Было такое положение, что все находившиеся в авангарде генералы, боясь за жизнь Воронцова, просили его оставить войска и самому пробраться ночью под конвоем на линию.
Поговорив с генералами, он громко воскликнул: „Еще далеко до беды: у меня есть кабардинцы!“
– Ну что, – сказал граф, обратившись к солдатам, – отдохнули? Молись Богу! Ура! за мной! – И, выхватив саблю, он направился к неприятельскому завалу.
Мгновенно все встрепенулись и с криком „ура!“ ринулись вперед. Завал был взят, и неприятель бежал.
Несмотря на это, Шамиль не переставал стрелять через реку в русский лагерь. В таких перестрелках прошло два дня. Наконец 18 июля послышались выстрелы со стороны Мискита: это были первые вестники помощи отряду. На другой день рано утром показались передовые войска генерал-майора Фрейтага, следовавшего из Герзель-аула навстречу главному отряду. Затем подошли главные силы.

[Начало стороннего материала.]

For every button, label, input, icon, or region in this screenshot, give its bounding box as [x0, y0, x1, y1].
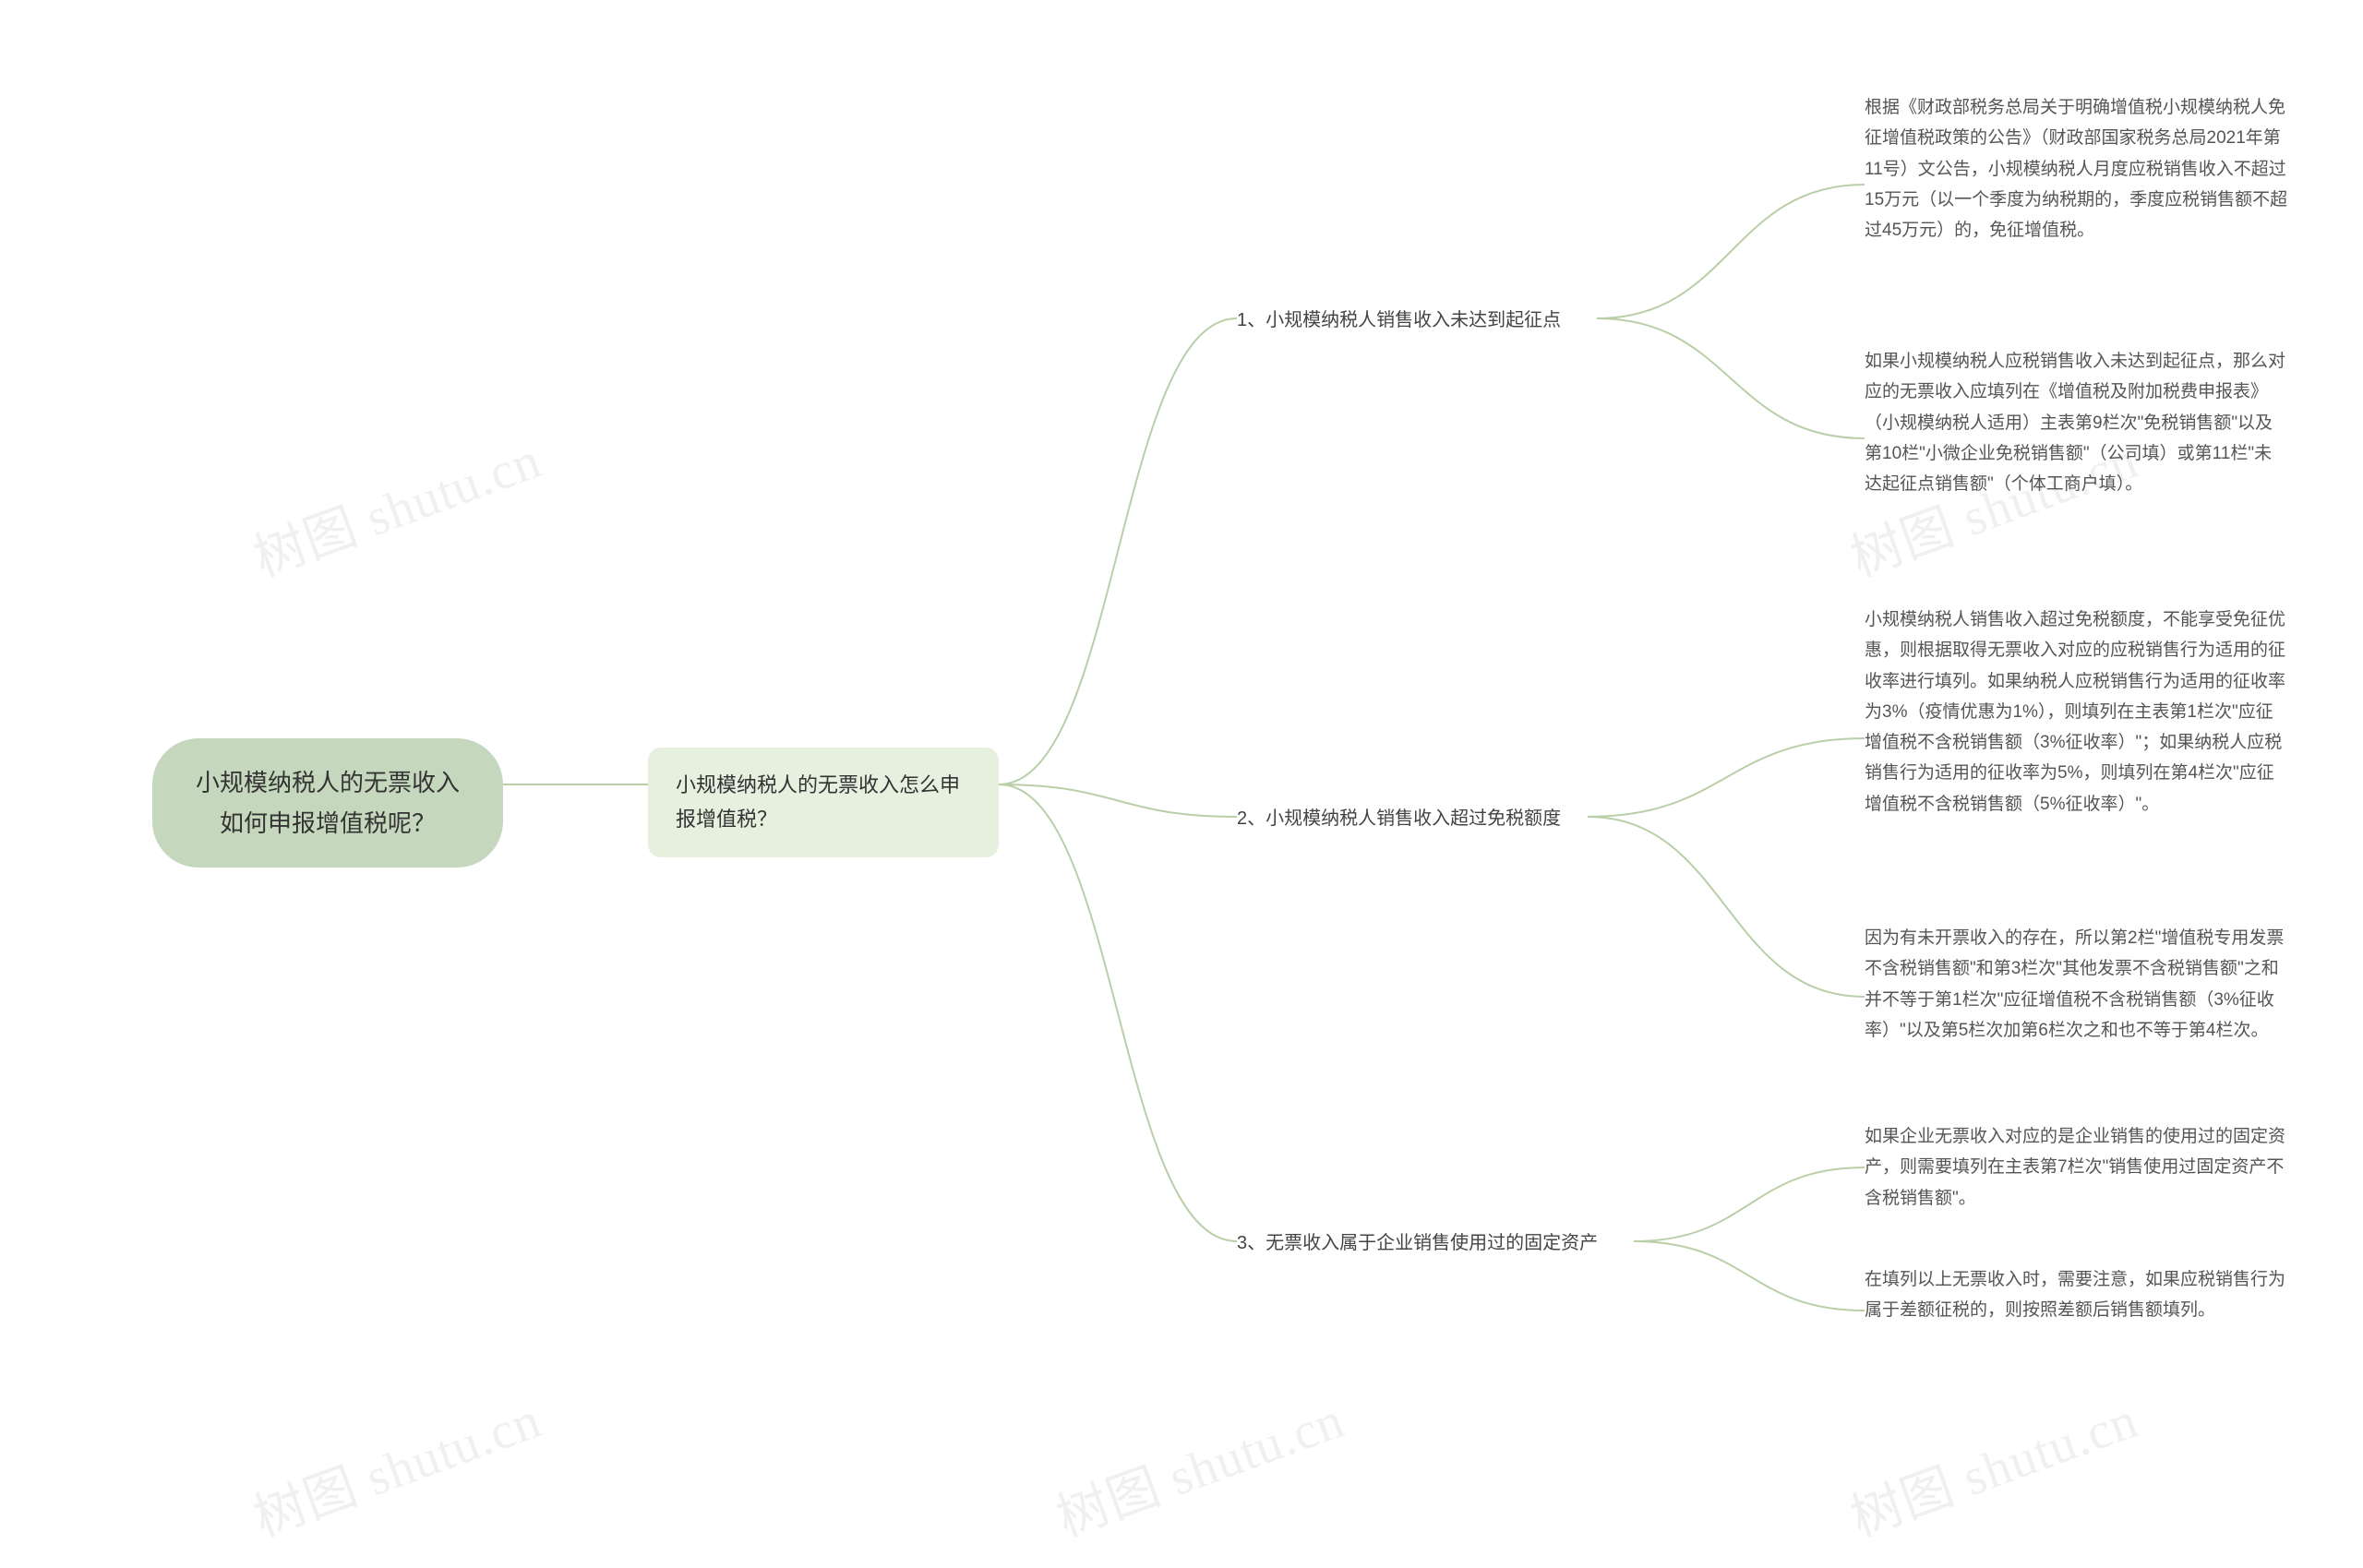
level3-node-1-text: 1、小规模纳税人销售收入未达到起征点	[1237, 310, 1561, 330]
leaf-node-2b-text: 因为有未开票收入的存在，所以第2栏"增值税专用发票不含税销售额"和第3栏次"其他…	[1865, 928, 2284, 1040]
level3-node-3[interactable]: 3、无票收入属于企业销售使用过的固定资产	[1237, 1227, 1598, 1259]
leaf-node-2a-text: 小规模纳税人销售收入超过免税额度，不能享受免征优惠，则根据取得无票收入对应的应税…	[1865, 610, 2285, 814]
level3-node-2-text: 2、小规模纳税人销售收入超过免税额度	[1237, 808, 1561, 829]
leaf-node-2b[interactable]: 因为有未开票收入的存在，所以第2栏"增值税专用发票不含税销售额"和第3栏次"其他…	[1865, 923, 2289, 1046]
watermark: 树图 shutu.cn	[242, 419, 549, 592]
level3-node-1[interactable]: 1、小规模纳税人销售收入未达到起征点	[1237, 305, 1561, 336]
leaf-node-3b[interactable]: 在填列以上无票收入时，需要注意，如果应税销售行为属于差额征税的，则按照差额后销售…	[1865, 1264, 2289, 1326]
leaf-node-1b-text: 如果小规模纳税人应税销售收入未达到起征点，那么对应的无票收入应填列在《增值税及附…	[1865, 352, 2285, 494]
leaf-node-1a[interactable]: 根据《财政部税务总局关于明确增值税小规模纳税人免征增值税政策的公告》（财政部国家…	[1865, 92, 2289, 245]
leaf-node-1b[interactable]: 如果小规模纳税人应税销售收入未达到起征点，那么对应的无票收入应填列在《增值税及附…	[1865, 346, 2289, 499]
root-node-text: 小规模纳税人的无票收入如何申报增值税呢？	[196, 769, 460, 837]
leaf-node-2a[interactable]: 小规模纳税人销售收入超过免税额度，不能享受免征优惠，则根据取得无票收入对应的应税…	[1865, 604, 2289, 820]
level3-node-2[interactable]: 2、小规模纳税人销售收入超过免税额度	[1237, 803, 1561, 834]
watermark: 树图 shutu.cn	[1045, 1379, 1352, 1551]
mindmap-canvas: 树图 shutu.cn 树图 shutu.cn 树图 shutu.cn 树图 s…	[0, 0, 2363, 1568]
leaf-node-3a[interactable]: 如果企业无票收入对应的是企业销售的使用过的固定资产，则需要填列在主表第7栏次"销…	[1865, 1121, 2289, 1214]
level2-node[interactable]: 小规模纳税人的无票收入怎么申报增值税？	[648, 748, 999, 857]
root-node[interactable]: 小规模纳税人的无票收入如何申报增值税呢？	[152, 738, 503, 868]
level3-node-3-text: 3、无票收入属于企业销售使用过的固定资产	[1237, 1233, 1598, 1253]
leaf-node-3b-text: 在填列以上无票收入时，需要注意，如果应税销售行为属于差额征税的，则按照差额后销售…	[1865, 1270, 2285, 1320]
watermark: 树图 shutu.cn	[242, 1379, 549, 1551]
leaf-node-3a-text: 如果企业无票收入对应的是企业销售的使用过的固定资产，则需要填列在主表第7栏次"销…	[1865, 1127, 2285, 1208]
level2-node-text: 小规模纳税人的无票收入怎么申报增值税？	[676, 773, 960, 831]
leaf-node-1a-text: 根据《财政部税务总局关于明确增值税小规模纳税人免征增值税政策的公告》（财政部国家…	[1865, 98, 2287, 240]
watermark: 树图 shutu.cn	[1839, 1379, 2146, 1551]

Узнав о прибытии к Мискиту помощи, граф Воронцов снялся с позиции и в тот же день, пробившись сквозь скопище горцев, старавшихся преградить ему путь, наконец соединился с Фрейтагом и, таким образом, под прикрытием его направился к Герзель-аулу, куда и прибыл 20 июля в 4 часа пополудни».
Так закончилась даргинская экспедиция, в летописях Кавказской войны названная Сухарной. Экспедиция эта, однако, стоила русским дорого: они лишились трех генералов, 186 офицеров и до 4 тысяч нижних чинов убитыми и ранеными.
О даргинском походе граф Воронцов отправил подробное донесение императору Николаю Павловичу, который, получив донесение, собственноручно изволил начертать на нем: «Читал с большим любопытством и почтением к блестящей храбрости войск». Тем не менее Сухарная экспедиция имела свое несомненное значение. Она показала Шамилю, что против него выступает со стороны России вождь, который никогда не задумался бы перед жертвами ради интересов родного дела. Ошибка со стороны Воронцова была лишь в том, что он пустил привыкшего к войне в Дагестане Клюгенау действовать почти самостоятельно в Чечне, где образ войны был совсем иной. Клюгенау, цициановский герой, сплоховал, но этого нельзя поставить ему в вину. Всеобъемлющих умов нет, и способность приноровления к обстоятельствам присуща только одним русским славянам. Как бы то ни было, а, несмотря на небывалую потерю, даргинская экспедиция все-таки имела своим конечным результатом то, что власть Шамиля была подорвана и русские могли продолжать свое наступательное движение.
Но поход на Дарго имел еще и другое, чисто практическое значение, из которого последовали все остальные события воронцовского времени.